On March 7, 2026, Spanish newspaper El Español published an opinion column arguing that after the 2025 boom, 2026 will be about consolidating and integrating AI into everyday tools. The author predicts slower headline model gains but rapid adoption of agentic AI inside enterprise software and consumer devices.
This article aggregates reporting from 1 news source. The TL;DR is AI-generated from original reporting. Race to AGI's analysis provides editorial context on implications for AGI development.
This column captures a mood that’s increasingly common among practitioners: the biggest visible jumps in raw model capability may be behind us for a while, but the impact curve is still steep because integration is lagging capabilities.

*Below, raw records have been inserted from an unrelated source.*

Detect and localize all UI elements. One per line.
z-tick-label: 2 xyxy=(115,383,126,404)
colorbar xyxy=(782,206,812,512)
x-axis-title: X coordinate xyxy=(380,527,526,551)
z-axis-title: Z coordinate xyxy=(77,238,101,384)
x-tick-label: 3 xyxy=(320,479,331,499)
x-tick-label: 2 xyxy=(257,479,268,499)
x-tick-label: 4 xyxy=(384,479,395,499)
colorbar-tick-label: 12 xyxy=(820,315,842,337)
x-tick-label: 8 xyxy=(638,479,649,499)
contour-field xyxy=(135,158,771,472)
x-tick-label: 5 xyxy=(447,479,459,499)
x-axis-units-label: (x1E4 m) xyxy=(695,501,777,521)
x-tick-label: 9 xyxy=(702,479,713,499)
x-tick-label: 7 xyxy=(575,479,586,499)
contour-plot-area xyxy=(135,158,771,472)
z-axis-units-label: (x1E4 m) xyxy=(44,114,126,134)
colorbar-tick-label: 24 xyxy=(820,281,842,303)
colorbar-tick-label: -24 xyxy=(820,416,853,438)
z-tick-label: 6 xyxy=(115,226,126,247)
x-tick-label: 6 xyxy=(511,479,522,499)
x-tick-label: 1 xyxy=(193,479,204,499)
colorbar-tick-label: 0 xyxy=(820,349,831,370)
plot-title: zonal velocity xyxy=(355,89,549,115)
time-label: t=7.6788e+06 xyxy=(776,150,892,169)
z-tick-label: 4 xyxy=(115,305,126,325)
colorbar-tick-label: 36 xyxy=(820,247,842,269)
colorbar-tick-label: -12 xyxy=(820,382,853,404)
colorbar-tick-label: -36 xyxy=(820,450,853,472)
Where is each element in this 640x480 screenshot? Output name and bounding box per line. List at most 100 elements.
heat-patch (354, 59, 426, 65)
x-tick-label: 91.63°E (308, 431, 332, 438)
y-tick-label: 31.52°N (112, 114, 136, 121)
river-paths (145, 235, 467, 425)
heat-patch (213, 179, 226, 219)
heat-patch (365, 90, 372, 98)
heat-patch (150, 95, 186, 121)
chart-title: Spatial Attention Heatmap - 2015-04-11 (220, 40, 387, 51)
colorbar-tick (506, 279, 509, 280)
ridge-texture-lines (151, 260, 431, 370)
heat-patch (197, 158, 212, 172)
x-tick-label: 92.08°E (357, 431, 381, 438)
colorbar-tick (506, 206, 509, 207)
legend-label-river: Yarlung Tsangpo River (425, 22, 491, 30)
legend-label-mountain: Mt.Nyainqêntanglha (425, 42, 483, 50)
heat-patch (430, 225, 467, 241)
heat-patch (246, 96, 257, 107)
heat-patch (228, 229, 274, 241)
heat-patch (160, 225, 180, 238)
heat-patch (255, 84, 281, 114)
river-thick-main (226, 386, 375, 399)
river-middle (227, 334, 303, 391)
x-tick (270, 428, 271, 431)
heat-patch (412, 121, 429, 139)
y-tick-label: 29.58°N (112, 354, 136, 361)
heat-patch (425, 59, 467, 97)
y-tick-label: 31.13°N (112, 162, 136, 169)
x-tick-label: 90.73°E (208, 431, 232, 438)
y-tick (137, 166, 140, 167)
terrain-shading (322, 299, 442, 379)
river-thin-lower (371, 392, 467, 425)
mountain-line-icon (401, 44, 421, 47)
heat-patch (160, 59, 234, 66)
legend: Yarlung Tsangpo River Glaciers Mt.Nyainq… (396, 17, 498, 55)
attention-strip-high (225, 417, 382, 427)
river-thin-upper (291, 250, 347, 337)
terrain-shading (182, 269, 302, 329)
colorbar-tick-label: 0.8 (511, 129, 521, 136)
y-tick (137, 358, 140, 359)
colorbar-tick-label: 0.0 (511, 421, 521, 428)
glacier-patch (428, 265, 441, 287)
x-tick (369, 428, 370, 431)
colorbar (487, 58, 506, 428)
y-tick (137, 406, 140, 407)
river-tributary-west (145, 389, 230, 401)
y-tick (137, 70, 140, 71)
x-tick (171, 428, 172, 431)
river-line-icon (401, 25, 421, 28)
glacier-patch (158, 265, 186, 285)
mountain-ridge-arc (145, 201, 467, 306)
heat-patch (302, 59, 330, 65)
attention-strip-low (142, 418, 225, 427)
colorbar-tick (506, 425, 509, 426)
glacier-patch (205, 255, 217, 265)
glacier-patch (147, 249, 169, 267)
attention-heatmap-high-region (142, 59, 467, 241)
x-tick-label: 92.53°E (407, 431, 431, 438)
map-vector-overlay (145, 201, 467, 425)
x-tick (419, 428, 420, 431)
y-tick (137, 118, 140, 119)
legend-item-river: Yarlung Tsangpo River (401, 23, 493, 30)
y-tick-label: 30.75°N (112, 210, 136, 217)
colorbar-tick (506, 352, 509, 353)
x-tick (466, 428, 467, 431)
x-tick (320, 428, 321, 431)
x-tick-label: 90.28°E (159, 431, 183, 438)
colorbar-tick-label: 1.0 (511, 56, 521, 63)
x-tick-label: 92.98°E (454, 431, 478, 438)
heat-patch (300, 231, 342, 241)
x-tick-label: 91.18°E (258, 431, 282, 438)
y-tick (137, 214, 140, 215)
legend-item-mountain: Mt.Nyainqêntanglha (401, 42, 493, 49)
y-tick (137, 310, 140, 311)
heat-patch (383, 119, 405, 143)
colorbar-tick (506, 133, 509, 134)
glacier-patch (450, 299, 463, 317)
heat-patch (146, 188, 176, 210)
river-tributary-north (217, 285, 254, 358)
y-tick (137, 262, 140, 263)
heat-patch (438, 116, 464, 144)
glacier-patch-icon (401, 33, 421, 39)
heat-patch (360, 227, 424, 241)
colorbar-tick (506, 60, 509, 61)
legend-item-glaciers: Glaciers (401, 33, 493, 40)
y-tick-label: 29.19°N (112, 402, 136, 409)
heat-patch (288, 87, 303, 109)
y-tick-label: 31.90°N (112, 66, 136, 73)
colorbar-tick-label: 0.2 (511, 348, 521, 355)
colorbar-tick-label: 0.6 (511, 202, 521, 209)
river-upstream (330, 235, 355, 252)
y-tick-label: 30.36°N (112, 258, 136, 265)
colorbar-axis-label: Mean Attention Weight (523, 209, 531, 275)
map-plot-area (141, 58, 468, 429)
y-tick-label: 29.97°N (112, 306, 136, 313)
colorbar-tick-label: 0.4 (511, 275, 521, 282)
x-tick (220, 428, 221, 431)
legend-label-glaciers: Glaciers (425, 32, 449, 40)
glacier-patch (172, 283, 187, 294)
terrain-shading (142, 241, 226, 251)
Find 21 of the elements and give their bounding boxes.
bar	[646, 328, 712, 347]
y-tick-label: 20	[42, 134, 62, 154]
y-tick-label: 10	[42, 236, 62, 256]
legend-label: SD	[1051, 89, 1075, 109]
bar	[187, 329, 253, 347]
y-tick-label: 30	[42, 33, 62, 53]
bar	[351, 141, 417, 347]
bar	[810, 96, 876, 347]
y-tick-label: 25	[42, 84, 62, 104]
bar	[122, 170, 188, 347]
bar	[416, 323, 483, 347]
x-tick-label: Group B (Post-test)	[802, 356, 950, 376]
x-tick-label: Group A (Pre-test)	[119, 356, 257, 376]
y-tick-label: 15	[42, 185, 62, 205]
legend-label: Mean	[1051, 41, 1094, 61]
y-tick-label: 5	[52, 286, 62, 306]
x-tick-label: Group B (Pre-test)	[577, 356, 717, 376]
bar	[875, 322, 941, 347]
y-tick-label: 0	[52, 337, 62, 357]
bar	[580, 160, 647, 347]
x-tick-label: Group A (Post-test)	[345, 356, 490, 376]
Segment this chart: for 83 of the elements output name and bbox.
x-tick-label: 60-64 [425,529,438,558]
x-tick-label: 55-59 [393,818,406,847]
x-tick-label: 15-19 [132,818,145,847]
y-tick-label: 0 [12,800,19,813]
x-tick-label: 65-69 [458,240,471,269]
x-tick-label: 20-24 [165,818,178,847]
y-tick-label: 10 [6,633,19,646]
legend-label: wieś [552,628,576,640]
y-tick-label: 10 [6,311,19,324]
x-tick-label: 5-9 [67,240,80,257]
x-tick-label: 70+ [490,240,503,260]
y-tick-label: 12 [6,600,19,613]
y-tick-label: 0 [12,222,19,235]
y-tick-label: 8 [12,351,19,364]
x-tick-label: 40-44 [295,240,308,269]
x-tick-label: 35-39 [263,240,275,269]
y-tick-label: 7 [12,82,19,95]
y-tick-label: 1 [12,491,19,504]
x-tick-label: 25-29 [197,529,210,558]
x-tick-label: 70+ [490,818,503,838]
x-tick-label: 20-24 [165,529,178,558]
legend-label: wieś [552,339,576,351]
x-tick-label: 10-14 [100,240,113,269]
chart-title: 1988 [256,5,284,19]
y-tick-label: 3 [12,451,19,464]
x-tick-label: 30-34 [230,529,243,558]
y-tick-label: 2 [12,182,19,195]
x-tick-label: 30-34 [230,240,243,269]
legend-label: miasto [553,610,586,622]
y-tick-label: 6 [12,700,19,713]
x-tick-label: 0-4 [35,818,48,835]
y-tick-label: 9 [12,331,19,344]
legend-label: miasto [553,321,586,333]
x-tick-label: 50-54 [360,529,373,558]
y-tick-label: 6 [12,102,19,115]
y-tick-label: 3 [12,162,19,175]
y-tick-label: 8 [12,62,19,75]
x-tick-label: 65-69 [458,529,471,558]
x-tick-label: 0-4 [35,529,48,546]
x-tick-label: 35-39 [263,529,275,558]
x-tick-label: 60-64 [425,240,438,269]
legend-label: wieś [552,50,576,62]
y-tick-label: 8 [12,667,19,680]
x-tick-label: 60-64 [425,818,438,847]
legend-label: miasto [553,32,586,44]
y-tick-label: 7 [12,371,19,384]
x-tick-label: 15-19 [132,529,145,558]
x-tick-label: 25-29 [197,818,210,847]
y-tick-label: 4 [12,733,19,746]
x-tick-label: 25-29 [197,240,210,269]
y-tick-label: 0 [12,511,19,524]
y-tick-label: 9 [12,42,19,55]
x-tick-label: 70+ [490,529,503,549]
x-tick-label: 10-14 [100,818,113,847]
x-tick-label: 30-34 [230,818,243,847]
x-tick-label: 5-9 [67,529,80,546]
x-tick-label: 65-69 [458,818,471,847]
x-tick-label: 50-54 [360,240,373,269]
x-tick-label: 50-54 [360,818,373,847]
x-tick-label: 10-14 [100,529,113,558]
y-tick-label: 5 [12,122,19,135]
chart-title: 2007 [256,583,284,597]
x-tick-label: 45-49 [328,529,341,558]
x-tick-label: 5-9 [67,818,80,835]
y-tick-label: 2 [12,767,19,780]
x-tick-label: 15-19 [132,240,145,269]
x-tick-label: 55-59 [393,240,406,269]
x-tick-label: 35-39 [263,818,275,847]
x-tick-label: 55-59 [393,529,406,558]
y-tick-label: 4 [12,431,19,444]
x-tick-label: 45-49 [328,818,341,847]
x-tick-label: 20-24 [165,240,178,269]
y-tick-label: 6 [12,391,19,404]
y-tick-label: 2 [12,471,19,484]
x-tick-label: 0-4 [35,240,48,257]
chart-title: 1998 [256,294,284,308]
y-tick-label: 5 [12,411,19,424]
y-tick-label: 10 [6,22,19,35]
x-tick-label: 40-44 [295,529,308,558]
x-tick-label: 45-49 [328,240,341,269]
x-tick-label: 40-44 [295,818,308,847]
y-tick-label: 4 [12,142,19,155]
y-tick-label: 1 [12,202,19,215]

The author argues that 2026 will be less about unveiling GPT‑5‑style breakthroughs and more about baking existing models into operating systems, productivity suites and line‑of‑business apps, often via agentic patterns that let tools operate semi‑autonomously on users’ behalf.
For the AGI conversation, that’s an important reframing. If he’s right, the frontier race will shift from benchmark‑chasing to who can orchestrate fleets of ‘good‑enough’ models across real workflows, with Microsoft, OpenAI and others pushing the ‘frontier firm’ idea where digital agents become default team members. That doesn’t mean AGI is off the table; it means the path toward it will be paved through millions of narrow deployments that harden alignment, control and reliability in practice. In aggregate, that integration work may matter more for civilization‑level impact than any single model release.